The whole case for assisted suicide is fictional. Rather than empathy, it is based on anxiety in the worried. “I’d rather die than suffer like you do”, some actually say out loud to disabled people, who, in my experience are a feisty lot who enjoy (and all too often must fight for) their lives. There are real disabled lives – and there is the narcissistic projection of gloomy imaginings onto the disabled.
The case for legalised assisted suicide has at its heart a fictional scene – a relative near the end of her life wracked with pain, betubed and hooked up to beeping machines, looks pleadingly to her anxious family who in turn look to the doctor, who shakes her head sadly, constrained by a law founded on outdated religious mores.
But the reality is (in this case the film does capture the truth) that those who do choose assisted suicide in Oregon and Washington, where it has been legal since 1997 and 2008 respectively, tend to be educated, middle class, determined, and used to getting their own way (as well as perfectly capable of doing it on their own. Why didn’t Will Traynor, the main character, wheel himself into a moat or off one of the many turrets of his castle?). Pain does not even come into the top five reasons why they opt for an assisted suicide in these states. Instead, it is fear – of loss of autonomy, loss of enjoyment of activities, loss of dignity, loss of bodily functions, and being a burden.
The closer to reality of death and dying, the less support there is for legalising assisted suicide. Whereas a majority of the British public believe they need the “right” to die, the percentages go down in accordance to experience of death and dying. Less than half of all doctors support legalised assisted suicide. Of hospice doctors, 90 per cent oppose legalisation of assisted suicide.

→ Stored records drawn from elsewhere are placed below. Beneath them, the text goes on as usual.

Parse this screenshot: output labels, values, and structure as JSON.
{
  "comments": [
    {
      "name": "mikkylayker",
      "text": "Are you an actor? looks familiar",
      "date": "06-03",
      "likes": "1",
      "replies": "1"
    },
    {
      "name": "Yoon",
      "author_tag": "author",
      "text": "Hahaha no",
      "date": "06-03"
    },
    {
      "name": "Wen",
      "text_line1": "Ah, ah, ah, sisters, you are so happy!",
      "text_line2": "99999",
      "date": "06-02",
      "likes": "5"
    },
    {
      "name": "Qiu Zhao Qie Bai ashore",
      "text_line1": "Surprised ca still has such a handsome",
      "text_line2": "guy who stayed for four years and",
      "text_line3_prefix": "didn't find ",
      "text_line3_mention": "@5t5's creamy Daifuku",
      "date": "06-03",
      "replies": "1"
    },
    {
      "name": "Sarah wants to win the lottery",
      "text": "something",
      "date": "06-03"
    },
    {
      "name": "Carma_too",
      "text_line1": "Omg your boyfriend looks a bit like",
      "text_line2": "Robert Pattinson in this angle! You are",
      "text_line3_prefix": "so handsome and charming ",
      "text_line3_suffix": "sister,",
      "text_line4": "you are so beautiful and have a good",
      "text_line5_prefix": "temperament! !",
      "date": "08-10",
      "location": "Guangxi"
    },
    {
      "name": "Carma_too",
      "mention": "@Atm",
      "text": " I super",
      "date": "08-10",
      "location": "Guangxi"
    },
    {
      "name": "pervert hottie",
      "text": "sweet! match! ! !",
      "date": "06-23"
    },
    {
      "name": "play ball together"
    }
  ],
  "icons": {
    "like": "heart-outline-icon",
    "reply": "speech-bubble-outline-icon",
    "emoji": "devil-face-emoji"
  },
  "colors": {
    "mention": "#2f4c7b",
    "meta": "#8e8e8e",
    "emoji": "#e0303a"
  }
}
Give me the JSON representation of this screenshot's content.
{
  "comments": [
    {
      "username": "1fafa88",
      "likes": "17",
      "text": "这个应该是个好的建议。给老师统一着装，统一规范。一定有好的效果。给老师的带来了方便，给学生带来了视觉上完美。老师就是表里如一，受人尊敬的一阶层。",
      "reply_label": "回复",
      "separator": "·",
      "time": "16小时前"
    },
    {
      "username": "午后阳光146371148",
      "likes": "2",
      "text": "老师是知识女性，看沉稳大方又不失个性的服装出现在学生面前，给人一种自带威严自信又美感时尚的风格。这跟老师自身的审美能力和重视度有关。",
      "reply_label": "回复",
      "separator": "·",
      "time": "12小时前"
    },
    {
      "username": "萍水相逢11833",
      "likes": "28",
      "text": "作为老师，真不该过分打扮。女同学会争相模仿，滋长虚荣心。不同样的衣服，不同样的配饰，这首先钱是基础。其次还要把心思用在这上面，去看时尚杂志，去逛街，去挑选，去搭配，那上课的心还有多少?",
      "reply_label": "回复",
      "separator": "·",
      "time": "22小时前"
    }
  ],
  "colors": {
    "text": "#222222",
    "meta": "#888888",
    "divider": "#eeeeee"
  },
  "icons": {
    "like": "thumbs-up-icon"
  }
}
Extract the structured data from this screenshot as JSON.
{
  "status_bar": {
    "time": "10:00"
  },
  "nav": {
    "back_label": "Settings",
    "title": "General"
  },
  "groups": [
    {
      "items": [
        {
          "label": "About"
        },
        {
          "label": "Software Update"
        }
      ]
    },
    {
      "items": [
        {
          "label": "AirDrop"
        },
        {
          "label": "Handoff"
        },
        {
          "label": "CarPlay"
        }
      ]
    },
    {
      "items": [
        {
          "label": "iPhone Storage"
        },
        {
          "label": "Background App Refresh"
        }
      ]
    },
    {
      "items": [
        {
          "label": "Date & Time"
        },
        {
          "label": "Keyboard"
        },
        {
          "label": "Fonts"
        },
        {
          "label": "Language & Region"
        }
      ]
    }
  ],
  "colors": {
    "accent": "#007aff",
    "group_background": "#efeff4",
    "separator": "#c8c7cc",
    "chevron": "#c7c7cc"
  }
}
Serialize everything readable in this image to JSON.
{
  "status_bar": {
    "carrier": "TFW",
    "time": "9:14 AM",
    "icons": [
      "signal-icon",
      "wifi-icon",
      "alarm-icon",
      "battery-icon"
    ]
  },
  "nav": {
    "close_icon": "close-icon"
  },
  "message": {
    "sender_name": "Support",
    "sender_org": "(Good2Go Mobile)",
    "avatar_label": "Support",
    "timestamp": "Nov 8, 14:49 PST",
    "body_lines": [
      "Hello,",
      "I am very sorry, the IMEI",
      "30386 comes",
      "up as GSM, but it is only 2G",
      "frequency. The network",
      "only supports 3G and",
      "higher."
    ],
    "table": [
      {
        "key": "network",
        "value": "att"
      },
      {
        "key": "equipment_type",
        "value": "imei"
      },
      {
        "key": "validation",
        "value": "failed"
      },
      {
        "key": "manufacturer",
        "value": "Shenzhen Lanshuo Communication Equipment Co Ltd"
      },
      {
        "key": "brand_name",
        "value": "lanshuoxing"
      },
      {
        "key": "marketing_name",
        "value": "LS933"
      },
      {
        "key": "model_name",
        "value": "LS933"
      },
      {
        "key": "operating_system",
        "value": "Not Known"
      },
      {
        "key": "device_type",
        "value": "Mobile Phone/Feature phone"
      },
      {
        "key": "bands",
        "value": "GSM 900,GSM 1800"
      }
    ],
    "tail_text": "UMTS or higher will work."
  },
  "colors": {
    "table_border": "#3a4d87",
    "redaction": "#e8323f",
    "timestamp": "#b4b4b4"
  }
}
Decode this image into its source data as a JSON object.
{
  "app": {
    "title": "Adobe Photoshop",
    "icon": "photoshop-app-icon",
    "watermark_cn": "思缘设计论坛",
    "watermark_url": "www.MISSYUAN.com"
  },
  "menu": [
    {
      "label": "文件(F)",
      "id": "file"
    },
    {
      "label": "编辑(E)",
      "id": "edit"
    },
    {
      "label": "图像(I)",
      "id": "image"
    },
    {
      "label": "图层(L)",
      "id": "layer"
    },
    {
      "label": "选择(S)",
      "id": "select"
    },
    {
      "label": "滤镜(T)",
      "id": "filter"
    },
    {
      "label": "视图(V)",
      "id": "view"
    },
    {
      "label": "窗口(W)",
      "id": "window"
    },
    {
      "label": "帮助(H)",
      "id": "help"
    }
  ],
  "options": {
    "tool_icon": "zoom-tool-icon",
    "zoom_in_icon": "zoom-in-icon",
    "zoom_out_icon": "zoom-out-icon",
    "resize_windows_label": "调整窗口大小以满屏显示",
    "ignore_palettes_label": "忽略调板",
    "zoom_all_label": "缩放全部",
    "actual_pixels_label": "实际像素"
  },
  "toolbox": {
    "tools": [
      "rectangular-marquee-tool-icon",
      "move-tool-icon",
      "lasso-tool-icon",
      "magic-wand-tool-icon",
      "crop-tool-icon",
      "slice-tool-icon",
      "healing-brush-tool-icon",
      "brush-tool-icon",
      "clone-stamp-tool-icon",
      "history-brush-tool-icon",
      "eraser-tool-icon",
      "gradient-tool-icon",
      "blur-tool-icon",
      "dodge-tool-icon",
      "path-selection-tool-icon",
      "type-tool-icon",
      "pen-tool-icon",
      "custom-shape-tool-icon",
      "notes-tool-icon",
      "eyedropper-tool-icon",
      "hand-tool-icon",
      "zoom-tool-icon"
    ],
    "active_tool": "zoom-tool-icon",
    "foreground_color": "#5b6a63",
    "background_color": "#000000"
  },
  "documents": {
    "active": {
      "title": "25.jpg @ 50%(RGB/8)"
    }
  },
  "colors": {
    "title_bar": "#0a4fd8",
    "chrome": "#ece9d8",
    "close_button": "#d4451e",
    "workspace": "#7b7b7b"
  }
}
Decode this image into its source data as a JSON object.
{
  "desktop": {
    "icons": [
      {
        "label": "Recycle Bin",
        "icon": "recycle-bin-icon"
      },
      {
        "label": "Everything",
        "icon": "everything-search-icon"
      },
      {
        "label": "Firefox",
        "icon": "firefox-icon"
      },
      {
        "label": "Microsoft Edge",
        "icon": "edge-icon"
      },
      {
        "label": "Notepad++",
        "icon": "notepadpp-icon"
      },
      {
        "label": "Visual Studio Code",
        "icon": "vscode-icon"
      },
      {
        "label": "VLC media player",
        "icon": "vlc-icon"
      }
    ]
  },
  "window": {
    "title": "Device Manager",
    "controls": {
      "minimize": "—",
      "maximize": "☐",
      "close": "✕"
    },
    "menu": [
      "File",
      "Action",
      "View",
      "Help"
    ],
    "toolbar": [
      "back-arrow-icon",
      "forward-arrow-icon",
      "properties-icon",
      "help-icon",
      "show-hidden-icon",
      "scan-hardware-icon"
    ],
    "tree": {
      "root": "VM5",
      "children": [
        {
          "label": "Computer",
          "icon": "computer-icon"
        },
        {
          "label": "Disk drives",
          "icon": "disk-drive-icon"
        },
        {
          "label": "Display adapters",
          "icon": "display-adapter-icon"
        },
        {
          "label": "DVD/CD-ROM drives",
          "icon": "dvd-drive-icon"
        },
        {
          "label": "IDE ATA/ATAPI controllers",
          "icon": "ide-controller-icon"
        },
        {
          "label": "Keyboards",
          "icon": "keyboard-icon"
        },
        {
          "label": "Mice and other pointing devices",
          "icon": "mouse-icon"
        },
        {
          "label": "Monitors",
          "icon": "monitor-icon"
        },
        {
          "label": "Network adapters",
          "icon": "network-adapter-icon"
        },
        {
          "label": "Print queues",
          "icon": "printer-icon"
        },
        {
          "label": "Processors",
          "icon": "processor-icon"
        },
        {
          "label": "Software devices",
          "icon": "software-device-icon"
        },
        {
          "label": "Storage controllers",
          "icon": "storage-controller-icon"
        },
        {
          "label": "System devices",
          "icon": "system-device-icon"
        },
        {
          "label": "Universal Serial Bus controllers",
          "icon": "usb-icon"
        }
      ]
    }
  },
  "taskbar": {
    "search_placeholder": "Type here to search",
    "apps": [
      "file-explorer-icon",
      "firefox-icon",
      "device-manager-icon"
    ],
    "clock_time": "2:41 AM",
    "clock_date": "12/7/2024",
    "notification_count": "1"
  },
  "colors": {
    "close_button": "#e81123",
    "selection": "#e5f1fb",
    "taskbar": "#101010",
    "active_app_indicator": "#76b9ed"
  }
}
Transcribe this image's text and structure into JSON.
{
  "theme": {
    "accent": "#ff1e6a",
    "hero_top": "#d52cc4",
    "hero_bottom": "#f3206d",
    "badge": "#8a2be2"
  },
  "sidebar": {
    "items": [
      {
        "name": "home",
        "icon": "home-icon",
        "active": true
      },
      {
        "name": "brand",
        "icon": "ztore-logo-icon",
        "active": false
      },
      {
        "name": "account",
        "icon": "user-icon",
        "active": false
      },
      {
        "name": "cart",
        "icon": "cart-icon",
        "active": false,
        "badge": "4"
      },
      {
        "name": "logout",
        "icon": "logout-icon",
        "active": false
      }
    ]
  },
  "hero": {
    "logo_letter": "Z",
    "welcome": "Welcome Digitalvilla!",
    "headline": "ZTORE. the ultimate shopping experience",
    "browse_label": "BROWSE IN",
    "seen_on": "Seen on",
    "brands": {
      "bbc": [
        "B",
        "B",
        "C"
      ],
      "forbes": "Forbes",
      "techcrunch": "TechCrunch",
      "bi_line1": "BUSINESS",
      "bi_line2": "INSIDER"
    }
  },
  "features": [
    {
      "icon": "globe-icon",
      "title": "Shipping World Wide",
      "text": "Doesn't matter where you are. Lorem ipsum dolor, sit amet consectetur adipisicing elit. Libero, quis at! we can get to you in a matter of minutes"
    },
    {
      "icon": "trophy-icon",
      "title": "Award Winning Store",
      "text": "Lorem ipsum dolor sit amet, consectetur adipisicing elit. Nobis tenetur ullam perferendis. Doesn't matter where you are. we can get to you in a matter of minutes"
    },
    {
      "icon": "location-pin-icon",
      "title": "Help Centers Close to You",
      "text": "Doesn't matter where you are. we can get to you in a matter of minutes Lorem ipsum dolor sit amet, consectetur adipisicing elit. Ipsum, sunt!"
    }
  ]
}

Of course, assisted suicide and the dramas it entails have the potential for excellent drama; Shakespeare included no less than 52 suicides in his plays. Nor should there be any censorship of such issues in print or on screen. But we should remember that it is only in fictional accounts like “Me Before You” that one can find any compelling reasons to change the law on assisted suicide. Reality is a little more complex.
Editor’s note. This appeared on the webpage of the Euthanasia Prevention Coalition.